Generation 1 said: good code produces the right output.
Generation 2 said: good code produces the right output on problems the model hasn’t memorized.
Generation 3 said: good code fixes real bugs in real repos.
Generation 4 is saying: good code gets merged. And the benchmarks on the frontier (SlopCodeBench, CodeClash) are pushing even further: good code stays good over time.
The grading methodology has followed a parallel track. Pure deterministic testing was enough when the tasks were toy-sized. As tasks got more realistic, the grading needed to get more realistic too, which is why we’re now seeing hybrid approaches that combine automated checks with expert rubrics and LLM judgment.
This trajectory is unique to code. Knowledge benchmarks don’t need it because there’s no “quality” dimension to a factual answer. Reasoning benchmarks don’t need it because the reasoning chain either reaches the right conclusion or it doesn’t. Code is the only domain where “correct but terrible” is a real and common outcome.
If you’re building your own evaluation stack, I’d layer it:
Use LiveCodeBench or BigCodeBench for basic coding ability and API fluency. They catch models that can’t do the fundamentals.

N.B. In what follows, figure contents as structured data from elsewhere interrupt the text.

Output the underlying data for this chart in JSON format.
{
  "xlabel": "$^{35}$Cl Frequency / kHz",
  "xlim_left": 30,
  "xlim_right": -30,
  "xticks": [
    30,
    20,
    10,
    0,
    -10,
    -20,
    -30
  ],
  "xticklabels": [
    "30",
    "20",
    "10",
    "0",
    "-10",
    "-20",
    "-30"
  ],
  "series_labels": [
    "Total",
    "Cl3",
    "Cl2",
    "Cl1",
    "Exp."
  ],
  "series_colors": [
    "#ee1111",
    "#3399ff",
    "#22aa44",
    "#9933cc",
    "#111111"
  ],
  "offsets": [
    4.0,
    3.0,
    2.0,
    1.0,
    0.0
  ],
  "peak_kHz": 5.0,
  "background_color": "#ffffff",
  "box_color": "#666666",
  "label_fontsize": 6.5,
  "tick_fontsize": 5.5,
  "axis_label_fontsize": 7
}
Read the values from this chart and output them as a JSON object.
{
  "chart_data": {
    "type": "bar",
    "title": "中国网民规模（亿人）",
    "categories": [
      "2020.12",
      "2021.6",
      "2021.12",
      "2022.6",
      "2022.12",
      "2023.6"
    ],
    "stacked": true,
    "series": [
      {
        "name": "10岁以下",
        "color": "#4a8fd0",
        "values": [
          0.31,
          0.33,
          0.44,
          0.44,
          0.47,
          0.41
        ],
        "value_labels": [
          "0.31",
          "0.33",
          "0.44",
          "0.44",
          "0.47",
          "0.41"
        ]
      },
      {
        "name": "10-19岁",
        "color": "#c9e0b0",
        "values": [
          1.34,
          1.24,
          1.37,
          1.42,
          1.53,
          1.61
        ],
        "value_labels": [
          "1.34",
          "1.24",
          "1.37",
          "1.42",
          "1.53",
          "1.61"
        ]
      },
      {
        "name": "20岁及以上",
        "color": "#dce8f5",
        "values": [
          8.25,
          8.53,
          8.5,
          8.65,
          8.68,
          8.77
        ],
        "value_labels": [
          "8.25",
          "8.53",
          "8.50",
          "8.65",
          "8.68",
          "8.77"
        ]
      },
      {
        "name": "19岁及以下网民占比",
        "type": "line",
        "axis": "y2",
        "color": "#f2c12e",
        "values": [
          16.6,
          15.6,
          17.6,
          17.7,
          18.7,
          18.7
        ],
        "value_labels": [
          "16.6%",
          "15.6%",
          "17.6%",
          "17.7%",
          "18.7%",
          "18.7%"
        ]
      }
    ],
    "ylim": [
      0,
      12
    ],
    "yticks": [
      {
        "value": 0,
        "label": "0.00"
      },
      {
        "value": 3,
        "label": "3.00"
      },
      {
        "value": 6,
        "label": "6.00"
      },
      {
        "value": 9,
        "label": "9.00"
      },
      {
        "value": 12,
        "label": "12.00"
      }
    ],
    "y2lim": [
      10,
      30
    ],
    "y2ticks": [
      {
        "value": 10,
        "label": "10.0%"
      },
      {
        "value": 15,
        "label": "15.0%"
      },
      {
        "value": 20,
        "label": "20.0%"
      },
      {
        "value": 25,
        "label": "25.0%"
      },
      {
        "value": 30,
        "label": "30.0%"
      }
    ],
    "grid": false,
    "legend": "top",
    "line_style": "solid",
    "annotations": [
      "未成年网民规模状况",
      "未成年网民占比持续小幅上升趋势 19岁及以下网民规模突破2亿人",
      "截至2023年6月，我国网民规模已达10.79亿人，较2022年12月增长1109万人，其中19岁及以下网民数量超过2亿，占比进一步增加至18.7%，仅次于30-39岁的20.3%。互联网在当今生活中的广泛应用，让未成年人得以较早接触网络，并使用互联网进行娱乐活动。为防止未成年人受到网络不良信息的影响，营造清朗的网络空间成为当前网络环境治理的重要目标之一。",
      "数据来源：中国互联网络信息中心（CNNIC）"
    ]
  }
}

Check SWE-bench Pro or DeepSWE for repo-level work. Running both gives you a contamination cross-reference: if a model scores high on Pro but collapses on DeepSWE, that’s a memorization signal.
Layer in FrontierCode-style rubric evaluation for merge quality. Even if you don’t use FrontierCode itself, build rubric-based LLM judging into your evaluation. Deterministic tests alone will overstate your agent’s readiness for production.
If your agents work on long-running projects, add SlopCodeBench-style iterative evaluation. Single-shot benchmarks will miss the degradation problem entirely.
And the option that no public benchmark covers: evaluate on your own repos, with your own test suite, against your own review bar. An analysis of FrontierCode put it well: “the better move is to copy the spirit of the benchmark inside your own codebase.” If a vendor shows you a benchmark score, ask what the agent does on your code. That’s the only number that actually predicts your team’s experience.
The benchmark field will keep churning. HumanEval lasted three years before it was useless. SWE-bench lasted two. FrontierCode and DeepSWE are weeks old. Whatever you build your evaluation on today, plan to rebuild it.